Looking at the business segments. ISR had strong performance, showing solid growth on healthy customer demand. Our AM&M contract logistics support business performed well with recent competitive wins, a steadily increasing backlog and a growing market share. A difficult budget environment and lower JCA volume for AM&M were partially offset by CLS services work particularly for the army's C12 aerial surveillance aircraft. Our Electro-Optical infrared integrated sensors business experienced increased volume within the Electronic Systems segment. The troop withdrawal from Iraq and the drawdown in Afghanistan resulted in program declines that continue to impact our services business. As I said at the onset of the call, L-3's been able to demonstrate consistently strong program performance defined in part by operating more efficiently and anticipating our customer needs with innovative products and services.
That performance was recognized by the customer when our army fleet support unit received the 2011 Materiel Readiness Award from the Army Aviation Association of America. This prestigious honor is awarded to a defense contractor that has made an outstanding contributions to the material readiness of army aviation. And given the upcoming recompete, that has us very happy going into 2012.
We continue to look closely at our operations to ensure that they align well with our production requirements and help us achieve maximum efficiencies. This involves making sure that our businesses are sized appropriately and are focused upon delivering for our customers. We continue to integrate and consolidate our businesses with that goal in mind.
We're also concentrating on adding new capabilities that expand our product lines and broaden our customer base. In 2011, our acquired businesses contributed about $160 million to our net sales. A good example of our strategy to add capability and broaden our base is the recently announced acquisition of Kollmorgen Electro-Optical, which develops and manufactures specialized equipment such as submarine photonic systems and periscopes, ship fire control systems, visual landing aids and ground EO and sensor queuing systems. KEO also expands our base in the EO/IR market and strengthens our position as a mission-critical sensor systems provider.

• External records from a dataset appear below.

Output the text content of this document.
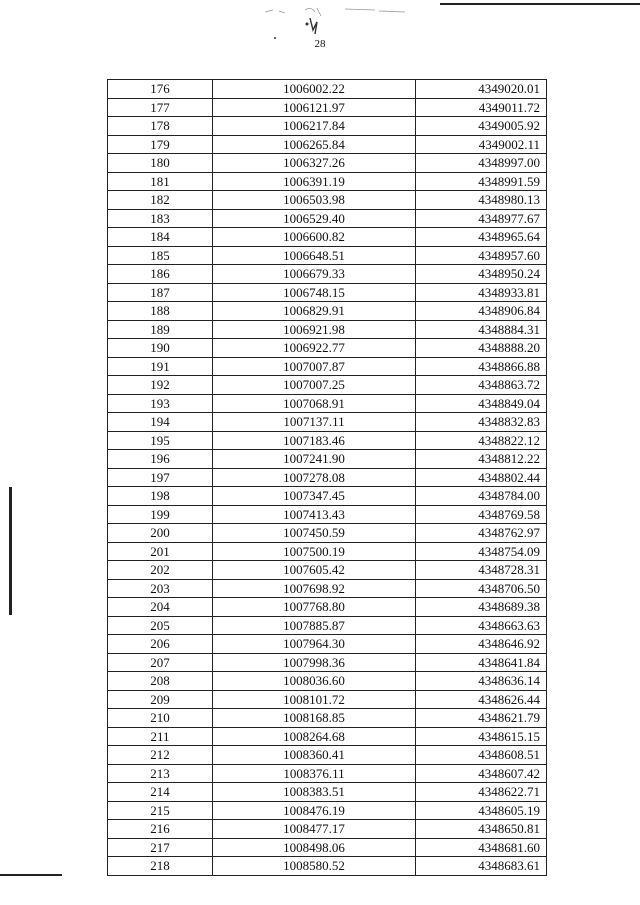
28
176	1006002.22	4349020.01
177	1006121.97	4349011.72
178	1006217.84	4349005.92
179	1006265.84	4349002.11
180	1006327.26	4348997.00
181	1006391.19	4348991.59
182	1006503.98	4348980.13
183	1006529.40	4348977.67
184	1006600.82	4348965.64
185	1006648.51	4348957.60
186	1006679.33	4348950.24
187	1006748.15	4348933.81
188	1006829.91	4348906.84
189	1006921.98	4348884.31
190	1006922.77	4348888.20
191	1007007.87	4348866.88
192	1007007.25	4348863.72
193	1007068.91	4348849.04
194	1007137.11	4348832.83
195	1007183.46	4348822.12
196	1007241.90	4348812.22
197	1007278.08	4348802.44
198	1007347.45	4348784.00
199	1007413.43	4348769.58
200	1007450.59	4348762.97
201	1007500.19	4348754.09
202	1007605.42	4348728.31
203	1007698.92	4348706.50
204	1007768.80	4348689.38
205	1007885.87	4348663.63
206	1007964.30	4348646.92
207	1007998.36	4348641.84
208	1008036.60	4348636.14
209	1008101.72	4348626.44
210	1008168.85	4348621.79
211	1008264.68	4348615.15
212	1008360.41	4348608.51
213	1008376.11	4348607.42
214	1008383.51	4348622.71
215	1008476.19	4348605.19
216	1008477.17	4348650.81
217	1008498.06	4348681.60
218	1008580.52	4348683.61
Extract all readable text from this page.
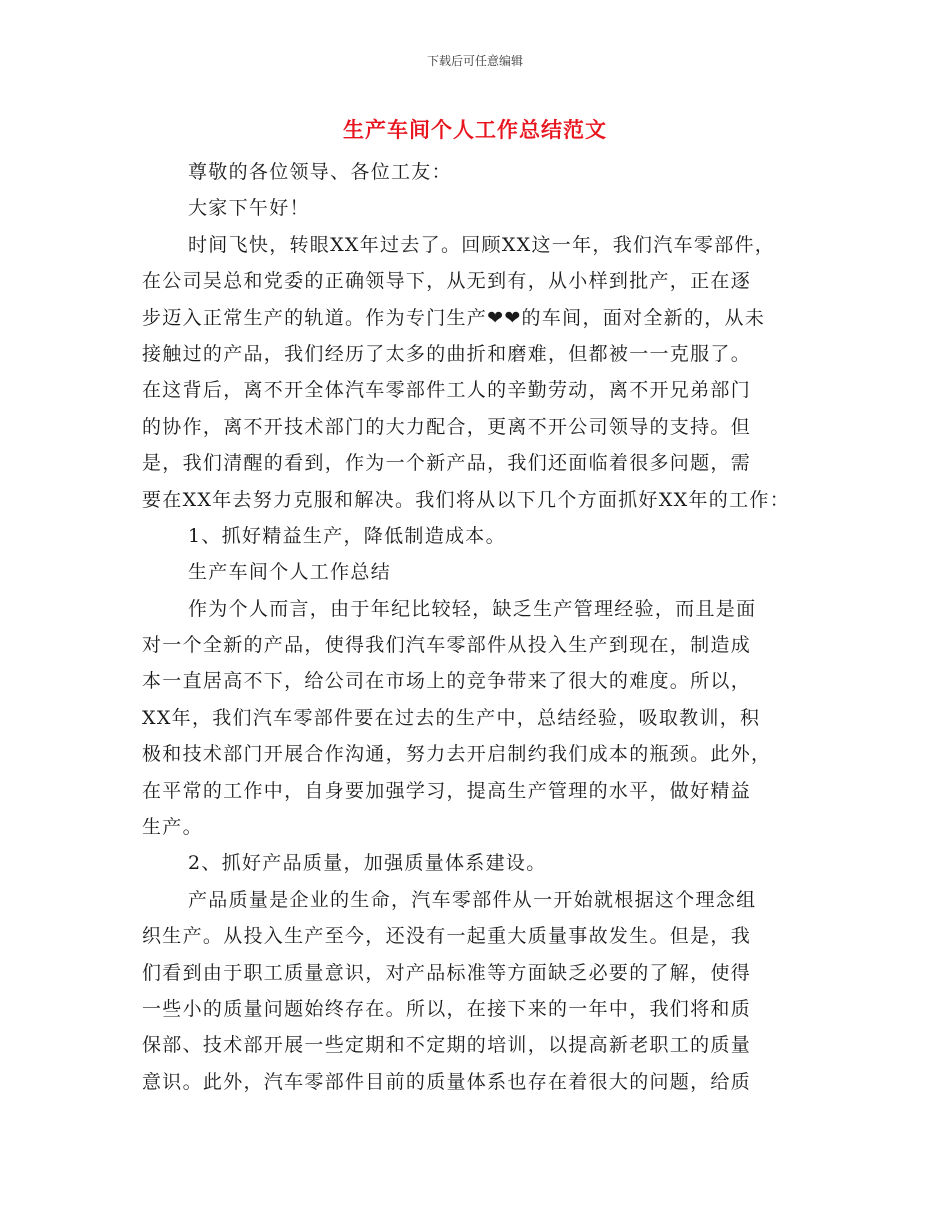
下载后可任意编辑
生产车间个人工作总结范文
尊敬的各位领导、各位工友：
大家下午好！
时间飞快，转眼XX年过去了。回顾XX这一年，我们汽车零部件，
在公司吴总和党委的正确领导下，从无到有，从小样到批产，正在逐
步迈入正常生产的轨道。作为专门生产❤❤的车间，面对全新的，从未
接触过的产品，我们经历了太多的曲折和磨难，但都被一一克服了。
在这背后，离不开全体汽车零部件工人的辛勤劳动，离不开兄弟部门
的协作，离不开技术部门的大力配合，更离不开公司领导的支持。但
是，我们清醒的看到，作为一个新产品，我们还面临着很多问题，需
要在XX年去努力克服和解决。我们将从以下几个方面抓好XX年的工作：
1、抓好精益生产，降低制造成本。
生产车间个人工作总结
作为个人而言，由于年纪比较轻，缺乏生产管理经验，而且是面
对一个全新的产品，使得我们汽车零部件从投入生产到现在，制造成
本一直居高不下，给公司在市场上的竞争带来了很大的难度。所以，
XX年，我们汽车零部件要在过去的生产中，总结经验，吸取教训，积
极和技术部门开展合作沟通，努力去开启制约我们成本的瓶颈。此外，
在平常的工作中，自身要加强学习，提高生产管理的水平，做好精益
生产。
2、抓好产品质量，加强质量体系建设。
产品质量是企业的生命，汽车零部件从一开始就根据这个理念组
织生产。从投入生产至今，还没有一起重大质量事故发生。但是，我
们看到由于职工质量意识，对产品标准等方面缺乏必要的了解，使得
一些小的质量问题始终存在。所以，在接下来的一年中，我们将和质
保部、技术部开展一些定期和不定期的培训，以提高新老职工的质量
意识。此外，汽车零部件目前的质量体系也存在着很大的问题，给质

KEO is a market leader and positioned in very high priority areas in the DoD budget, including the Virginia class submarine. It also creates a variety of technical synergies and pull through opportunities for us that enhance our offerings and situational awareness for our customers. And KEO demonstrates how we successfully execute our acquisition strategy of thoughtfully and selectively considering opportunities that offer excellent value and provide a good fit with our current mix of businesses.